Trascurando le ‘democrazie popolari’ dell’Europa comunista, tanto false nei fatti quanto esagerate nel nome, la vetta della manipolazione del concetto è stata raggiunta da Muammar Gheddafi, che tenne una lezione sulla democrazia (proprio così, avete capito bene) davanti agli accademici e agli studenti dell’università ‘La Sapienza’ di Roma. Il dittatore libico usò queste testuali parole: “La definizione di democrazia. Prima di tutto la democrazia è una parola araba che è stata letta in latino. Democrazia: ‘demos’ vuol dire popolo, ‘crazi’ in arabo vuol dire sedia. Cioè il popolo si vuole sedere sulle sedie. Questa è l’origine etimologica della parola (sic!). Se noi ci troviamo in questa sala siamo il popolo, seduti su delle sedie, questa andrebbe chiamata democrazia, cioè il popolo si siede su delle sedie. Invece, se noi prendessimo questo popolo e lo facessimo uscire fuori, se avessimo invece preso dieci persone e le avessimo invece fatte sedere qua, scelte dalla gente che stava fuori, e loro invece sono seduti qua, quei dieci, questa non sarebbe da chiamarsi democrazia. Questa si chiamerebbe ‘diecicrazia’. Cioè dieci su delle sedie. Non è il popolo a sedersi sulle sedie, questa è la democrazia. Finché tutto il popolo non avrà la possibilità di sedersi tutto quanto sulle sedie, non ci sarà ancora democrazia”.

E aggiunse: “L’alternanza del potere vuol dire che c’è della gente che si prende e si trasmette il potere tra di loro. Se ci fosse democrazia non ci sarebbe un’alternanza di potere. La democrazia significa che il popolo detiene il potere. Come fa a consegnarlo a uno? Il popolo reale ha il potere. È per la democrazia popolare diretta. Come potrebbe eleggere delle persone perché lo governassero?
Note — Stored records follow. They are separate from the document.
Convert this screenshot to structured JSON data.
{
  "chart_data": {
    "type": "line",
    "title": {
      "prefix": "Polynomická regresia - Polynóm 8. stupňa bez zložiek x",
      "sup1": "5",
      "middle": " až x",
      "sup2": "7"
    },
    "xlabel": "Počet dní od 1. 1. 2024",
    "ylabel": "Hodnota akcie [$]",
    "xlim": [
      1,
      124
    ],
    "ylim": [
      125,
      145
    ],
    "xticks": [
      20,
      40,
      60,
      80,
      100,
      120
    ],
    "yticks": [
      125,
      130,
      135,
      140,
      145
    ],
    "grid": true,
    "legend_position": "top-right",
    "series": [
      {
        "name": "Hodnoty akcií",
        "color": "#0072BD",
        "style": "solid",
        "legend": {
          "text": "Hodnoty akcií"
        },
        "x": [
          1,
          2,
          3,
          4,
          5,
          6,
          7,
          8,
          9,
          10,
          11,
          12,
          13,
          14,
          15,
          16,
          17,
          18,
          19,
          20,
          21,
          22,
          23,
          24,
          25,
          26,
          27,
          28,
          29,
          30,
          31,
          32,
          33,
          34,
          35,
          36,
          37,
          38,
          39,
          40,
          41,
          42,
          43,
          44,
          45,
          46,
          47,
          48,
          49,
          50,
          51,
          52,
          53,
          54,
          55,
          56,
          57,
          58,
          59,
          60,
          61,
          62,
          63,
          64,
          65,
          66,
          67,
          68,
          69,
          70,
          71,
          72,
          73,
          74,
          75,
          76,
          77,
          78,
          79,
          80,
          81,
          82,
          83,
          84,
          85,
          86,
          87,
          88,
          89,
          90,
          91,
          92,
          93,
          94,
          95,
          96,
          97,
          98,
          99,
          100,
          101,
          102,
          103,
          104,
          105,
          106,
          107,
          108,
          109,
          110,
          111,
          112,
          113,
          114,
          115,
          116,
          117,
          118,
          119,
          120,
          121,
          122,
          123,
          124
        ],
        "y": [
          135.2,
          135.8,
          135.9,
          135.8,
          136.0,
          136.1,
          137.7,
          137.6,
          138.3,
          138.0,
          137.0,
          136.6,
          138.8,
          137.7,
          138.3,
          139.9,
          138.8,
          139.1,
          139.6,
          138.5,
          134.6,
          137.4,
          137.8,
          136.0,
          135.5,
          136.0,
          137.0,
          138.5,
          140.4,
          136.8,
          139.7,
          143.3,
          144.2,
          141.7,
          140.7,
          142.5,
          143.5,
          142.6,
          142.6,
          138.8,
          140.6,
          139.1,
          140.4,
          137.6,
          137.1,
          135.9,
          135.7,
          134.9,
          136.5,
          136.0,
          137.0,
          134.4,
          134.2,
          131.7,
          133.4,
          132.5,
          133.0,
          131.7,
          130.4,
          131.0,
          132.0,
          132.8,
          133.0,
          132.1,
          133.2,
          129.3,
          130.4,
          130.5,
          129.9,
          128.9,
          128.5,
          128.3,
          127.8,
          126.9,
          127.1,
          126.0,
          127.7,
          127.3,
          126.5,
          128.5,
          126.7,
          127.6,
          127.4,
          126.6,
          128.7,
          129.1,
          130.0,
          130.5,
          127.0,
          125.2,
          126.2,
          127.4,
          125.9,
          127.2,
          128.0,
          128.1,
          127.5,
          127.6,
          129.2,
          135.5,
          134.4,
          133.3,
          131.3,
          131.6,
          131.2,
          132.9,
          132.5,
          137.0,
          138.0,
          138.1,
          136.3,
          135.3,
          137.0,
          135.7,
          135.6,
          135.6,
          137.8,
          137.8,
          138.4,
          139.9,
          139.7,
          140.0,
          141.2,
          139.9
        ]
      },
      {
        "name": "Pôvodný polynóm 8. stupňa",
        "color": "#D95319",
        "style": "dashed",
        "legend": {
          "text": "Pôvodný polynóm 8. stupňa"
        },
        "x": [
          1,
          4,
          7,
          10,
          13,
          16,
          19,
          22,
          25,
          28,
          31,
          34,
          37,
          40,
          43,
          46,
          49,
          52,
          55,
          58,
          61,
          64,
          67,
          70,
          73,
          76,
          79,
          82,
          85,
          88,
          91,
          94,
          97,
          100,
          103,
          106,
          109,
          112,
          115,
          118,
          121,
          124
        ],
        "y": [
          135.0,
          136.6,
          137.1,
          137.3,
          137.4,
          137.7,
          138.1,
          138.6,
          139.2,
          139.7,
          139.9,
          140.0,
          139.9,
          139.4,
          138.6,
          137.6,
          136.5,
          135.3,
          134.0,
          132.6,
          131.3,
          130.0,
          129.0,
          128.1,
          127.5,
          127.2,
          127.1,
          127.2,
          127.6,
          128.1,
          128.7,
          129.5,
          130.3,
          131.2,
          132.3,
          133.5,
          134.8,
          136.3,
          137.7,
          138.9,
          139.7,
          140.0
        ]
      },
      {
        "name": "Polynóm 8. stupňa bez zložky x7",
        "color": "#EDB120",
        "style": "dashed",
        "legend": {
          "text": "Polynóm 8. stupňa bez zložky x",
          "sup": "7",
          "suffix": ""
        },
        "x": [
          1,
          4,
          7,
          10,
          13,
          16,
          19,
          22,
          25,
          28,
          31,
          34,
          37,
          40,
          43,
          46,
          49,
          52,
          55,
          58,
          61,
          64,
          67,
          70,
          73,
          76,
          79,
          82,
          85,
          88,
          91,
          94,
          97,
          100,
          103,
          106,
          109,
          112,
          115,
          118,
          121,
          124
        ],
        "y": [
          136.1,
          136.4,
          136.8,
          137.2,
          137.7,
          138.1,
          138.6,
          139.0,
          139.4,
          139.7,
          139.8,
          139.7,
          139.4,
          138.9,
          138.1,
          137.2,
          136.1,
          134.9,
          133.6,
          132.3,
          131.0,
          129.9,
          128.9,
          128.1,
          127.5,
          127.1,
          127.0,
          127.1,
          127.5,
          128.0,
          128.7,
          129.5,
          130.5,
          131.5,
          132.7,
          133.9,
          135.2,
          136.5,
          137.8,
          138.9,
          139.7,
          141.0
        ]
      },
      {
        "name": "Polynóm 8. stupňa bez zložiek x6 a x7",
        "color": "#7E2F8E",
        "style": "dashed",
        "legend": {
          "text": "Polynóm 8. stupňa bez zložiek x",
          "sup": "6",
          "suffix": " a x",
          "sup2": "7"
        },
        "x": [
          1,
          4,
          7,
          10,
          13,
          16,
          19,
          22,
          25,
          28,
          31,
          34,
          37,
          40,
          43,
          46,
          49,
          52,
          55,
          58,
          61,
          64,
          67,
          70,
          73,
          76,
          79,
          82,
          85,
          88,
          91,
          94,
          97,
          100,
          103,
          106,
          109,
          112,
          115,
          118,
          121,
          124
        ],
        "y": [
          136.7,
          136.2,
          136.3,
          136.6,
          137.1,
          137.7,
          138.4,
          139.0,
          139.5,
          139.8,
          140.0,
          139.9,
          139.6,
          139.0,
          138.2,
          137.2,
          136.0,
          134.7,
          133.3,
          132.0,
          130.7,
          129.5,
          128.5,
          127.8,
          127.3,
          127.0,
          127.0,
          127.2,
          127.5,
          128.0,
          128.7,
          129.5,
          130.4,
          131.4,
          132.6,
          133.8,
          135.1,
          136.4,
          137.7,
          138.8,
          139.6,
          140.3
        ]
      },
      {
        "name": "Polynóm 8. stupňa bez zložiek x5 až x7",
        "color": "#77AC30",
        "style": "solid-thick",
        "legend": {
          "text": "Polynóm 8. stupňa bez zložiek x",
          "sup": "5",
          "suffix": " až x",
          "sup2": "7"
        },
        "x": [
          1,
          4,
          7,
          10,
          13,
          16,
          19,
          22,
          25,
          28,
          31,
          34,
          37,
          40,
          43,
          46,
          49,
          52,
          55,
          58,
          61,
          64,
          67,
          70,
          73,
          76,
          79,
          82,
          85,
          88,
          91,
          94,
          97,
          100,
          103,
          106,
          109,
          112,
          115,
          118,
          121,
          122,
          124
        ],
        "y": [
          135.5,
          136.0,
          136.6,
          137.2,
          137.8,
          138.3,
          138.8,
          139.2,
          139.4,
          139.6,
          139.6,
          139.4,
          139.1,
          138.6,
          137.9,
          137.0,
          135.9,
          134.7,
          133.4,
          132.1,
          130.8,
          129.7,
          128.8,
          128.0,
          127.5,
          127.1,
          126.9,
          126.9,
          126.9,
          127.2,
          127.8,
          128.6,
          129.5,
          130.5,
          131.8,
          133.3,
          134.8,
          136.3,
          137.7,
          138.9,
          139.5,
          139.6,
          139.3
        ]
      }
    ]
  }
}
Qualsiasi popolo che sia giunto al potere come lo è il popolo libico non lo cederà assolutamente. Il popolo libico è ormai arrivato alla fine del cammino, ossia l’esercizio della democrazia popolare diretta. Auguriamo che la raggiungano anche il popolo italiano e gli altri popoli del mondo. Finché ci sono le elezioni c’è la ‘rappresentanza’ del popolo” (Muammar Gheddafi, Corriere della Sera, 12 giugno 2009).

L’idea che la democrazia abbia a che fare con le sedie non appare del tutto estranea ad una nazione, come l’Italia, che spesso la pratica come lotta per le poltrone.